Can I use CVAT for free commercially? Yes. CVAT's self-hosted version is MIT-licensed, which permits commercial use without restriction. The CVAT.ai cloud offering has separate commercial terms — the self-hosted code does not.
What annotation format should I use for YOLO training?
YOLO TXT format (one .txt file per image, normalized xywh coordinates per line). All major annotation tools export it: CVAT, LabelImg, Roboflow, V7. If you are using Ultralytics YOLOv8, Roboflow's direct YOLOv8 export is the most reliable — it handles the data.yaml class configuration file correctly.
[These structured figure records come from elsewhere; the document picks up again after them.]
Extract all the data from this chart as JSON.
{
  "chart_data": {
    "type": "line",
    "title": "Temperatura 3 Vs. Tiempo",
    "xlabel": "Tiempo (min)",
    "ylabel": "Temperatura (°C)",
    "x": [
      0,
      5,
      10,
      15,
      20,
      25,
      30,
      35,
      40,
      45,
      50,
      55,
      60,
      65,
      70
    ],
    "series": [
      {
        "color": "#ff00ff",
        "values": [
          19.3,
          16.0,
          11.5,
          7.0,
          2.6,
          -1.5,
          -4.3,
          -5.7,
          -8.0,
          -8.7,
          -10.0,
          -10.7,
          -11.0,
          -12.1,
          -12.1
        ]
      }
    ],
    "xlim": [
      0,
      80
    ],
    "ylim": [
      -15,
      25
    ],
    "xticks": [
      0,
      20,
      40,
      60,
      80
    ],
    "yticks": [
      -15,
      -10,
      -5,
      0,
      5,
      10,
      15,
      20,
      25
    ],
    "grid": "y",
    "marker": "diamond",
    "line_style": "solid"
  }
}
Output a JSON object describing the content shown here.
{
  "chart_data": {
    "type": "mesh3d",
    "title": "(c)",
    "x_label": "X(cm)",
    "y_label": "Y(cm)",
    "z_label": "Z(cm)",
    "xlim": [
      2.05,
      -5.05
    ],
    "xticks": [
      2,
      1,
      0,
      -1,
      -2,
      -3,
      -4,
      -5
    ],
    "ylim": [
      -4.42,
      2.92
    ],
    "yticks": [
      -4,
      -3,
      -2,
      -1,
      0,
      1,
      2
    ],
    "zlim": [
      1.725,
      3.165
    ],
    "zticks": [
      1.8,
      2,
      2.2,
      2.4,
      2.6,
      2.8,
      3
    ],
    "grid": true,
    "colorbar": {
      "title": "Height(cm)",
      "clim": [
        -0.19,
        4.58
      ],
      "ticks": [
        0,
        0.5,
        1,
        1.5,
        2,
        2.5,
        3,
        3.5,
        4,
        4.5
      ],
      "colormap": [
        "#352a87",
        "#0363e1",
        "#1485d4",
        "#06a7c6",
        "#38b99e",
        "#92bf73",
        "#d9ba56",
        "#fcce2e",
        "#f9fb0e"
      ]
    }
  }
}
How many images do I need to annotate before training a model? There is no universal answer, but a practical starting point for object detection: 200-500 annotated instances per class, with at least 3 instances per image. With a pre-trained backbone (transfer learning from COCO), you can get a usable detector at 500 instances per class. Starting from scratch requires 5,000+.
What is the best free image annotation tool? For ML annotation: CVAT (self-hosted, MIT). For screenshot markup: Skitch (macOS) or Markup Hero (web).
Do image annotation tools work with video? CVAT, Labelbox, V7, and Supervisely all support video annotation with frame interpolation — you annotate keyframes and the tool interpolates object positions between them. LabelImg and Roboflow's free tier do not support video.
Can I export annotations from one tool and import them into another? Yes, via common formats. COCO JSON is the most portable — all major tools export it and most import it. If you need to migrate from Roboflow to CVAT, export COCO JSON from Roboflow and import into CVAT. Expect some minor field mapping discrepancies that require a conversion script.
What is inter-annotator agreement and why does it matter? When multiple annotators label the same image, they often disagree — one annotator draws a tighter bounding box, another includes more background. Inter-annotator agreement (measured with Cohen's Kappa or Intersection over Union) tells you whether your annotation guidelines are clear and whether annotator disagreements are introducing noise into your training data. Labelbox and V7 surface this metric automatically. For high-stakes applications (medical imaging, autonomous driving), monitor it.